The coronavirus pandemic is officially the deadliest pandemic in American history, ending the unofficial reign of the 1918 influenza pandemic.
According to the John Hopkins' coronavirus resource center, the United States has crept past the 675,000 coronavirus death mark. That number is important because 675,000 is the estimate for the total number of deaths due to the 1918 influenza pandemic.
According to the CDC, deaths from the coronavirus pandemic are projected to increase in the coming weeks, and the 700,000 death mark could be hit before 2022.
While the coronavirus pandemic has been more deadly than the 1918 influenza pandemic in raw numbers, when the context is taken into account, it might not be considered as deadly.

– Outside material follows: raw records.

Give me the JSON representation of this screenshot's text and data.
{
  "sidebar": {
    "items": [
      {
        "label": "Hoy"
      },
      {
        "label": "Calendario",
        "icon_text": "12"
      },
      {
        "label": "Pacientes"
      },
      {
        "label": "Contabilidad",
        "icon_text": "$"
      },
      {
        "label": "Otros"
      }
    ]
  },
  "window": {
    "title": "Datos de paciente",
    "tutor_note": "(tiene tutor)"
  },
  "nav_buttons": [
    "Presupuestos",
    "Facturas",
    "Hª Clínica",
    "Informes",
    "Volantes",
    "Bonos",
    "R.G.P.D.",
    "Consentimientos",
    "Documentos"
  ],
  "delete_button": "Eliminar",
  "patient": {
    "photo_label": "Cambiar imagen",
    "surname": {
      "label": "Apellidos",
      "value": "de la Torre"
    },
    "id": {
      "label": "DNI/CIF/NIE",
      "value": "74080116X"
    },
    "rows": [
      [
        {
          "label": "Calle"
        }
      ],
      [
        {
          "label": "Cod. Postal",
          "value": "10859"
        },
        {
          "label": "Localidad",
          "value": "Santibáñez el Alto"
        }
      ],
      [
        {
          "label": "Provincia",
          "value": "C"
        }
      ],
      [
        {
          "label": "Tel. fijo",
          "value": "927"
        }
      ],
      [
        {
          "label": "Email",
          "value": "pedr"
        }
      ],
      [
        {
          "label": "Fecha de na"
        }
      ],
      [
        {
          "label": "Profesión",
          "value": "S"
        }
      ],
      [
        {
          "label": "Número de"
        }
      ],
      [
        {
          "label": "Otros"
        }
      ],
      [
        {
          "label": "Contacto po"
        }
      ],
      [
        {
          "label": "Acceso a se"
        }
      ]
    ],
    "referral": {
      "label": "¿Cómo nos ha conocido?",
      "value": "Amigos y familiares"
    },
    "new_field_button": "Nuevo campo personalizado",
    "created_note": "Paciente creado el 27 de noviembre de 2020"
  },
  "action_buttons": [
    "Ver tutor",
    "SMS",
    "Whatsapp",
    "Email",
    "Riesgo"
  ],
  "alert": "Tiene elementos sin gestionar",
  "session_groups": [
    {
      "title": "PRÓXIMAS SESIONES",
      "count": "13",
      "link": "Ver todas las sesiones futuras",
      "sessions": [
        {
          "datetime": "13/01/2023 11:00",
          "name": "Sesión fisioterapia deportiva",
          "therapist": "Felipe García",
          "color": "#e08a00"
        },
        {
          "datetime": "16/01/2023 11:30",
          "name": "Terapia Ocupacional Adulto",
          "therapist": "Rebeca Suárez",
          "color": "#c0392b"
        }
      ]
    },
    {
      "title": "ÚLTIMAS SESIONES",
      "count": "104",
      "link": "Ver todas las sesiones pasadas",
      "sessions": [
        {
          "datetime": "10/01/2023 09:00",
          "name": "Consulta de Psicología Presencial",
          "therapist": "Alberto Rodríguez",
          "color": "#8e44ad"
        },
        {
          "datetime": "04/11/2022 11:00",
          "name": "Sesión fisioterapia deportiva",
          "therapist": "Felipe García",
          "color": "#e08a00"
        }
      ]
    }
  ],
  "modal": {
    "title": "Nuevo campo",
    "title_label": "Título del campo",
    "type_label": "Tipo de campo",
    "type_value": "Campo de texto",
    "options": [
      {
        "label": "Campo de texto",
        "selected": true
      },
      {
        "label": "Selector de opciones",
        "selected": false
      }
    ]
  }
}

In 1918, the US population was around 100 million. Today, it stands at close to 330 million. 675,000 deaths in 1918 was 0.675% of the total population, compared to 0.205% in 2021. The influenza pandemic led to nearly 200,000 deaths in just October of 1918 alone. The ‘Spanish flu,’ as it was dubbed, came in like a wrecking ball.
There is also the reality that the 675,000 deaths from influenza is, at best, a rough estimate. Close to a quarter of the US population lived in states or territories that didn’t report numbers. Medical science made it more difficult to determine what truly was the cause of death. There are enough problems with the number 675,000 to call it simply an estimate.
The US could have passed the real count months ago, or it could be months away.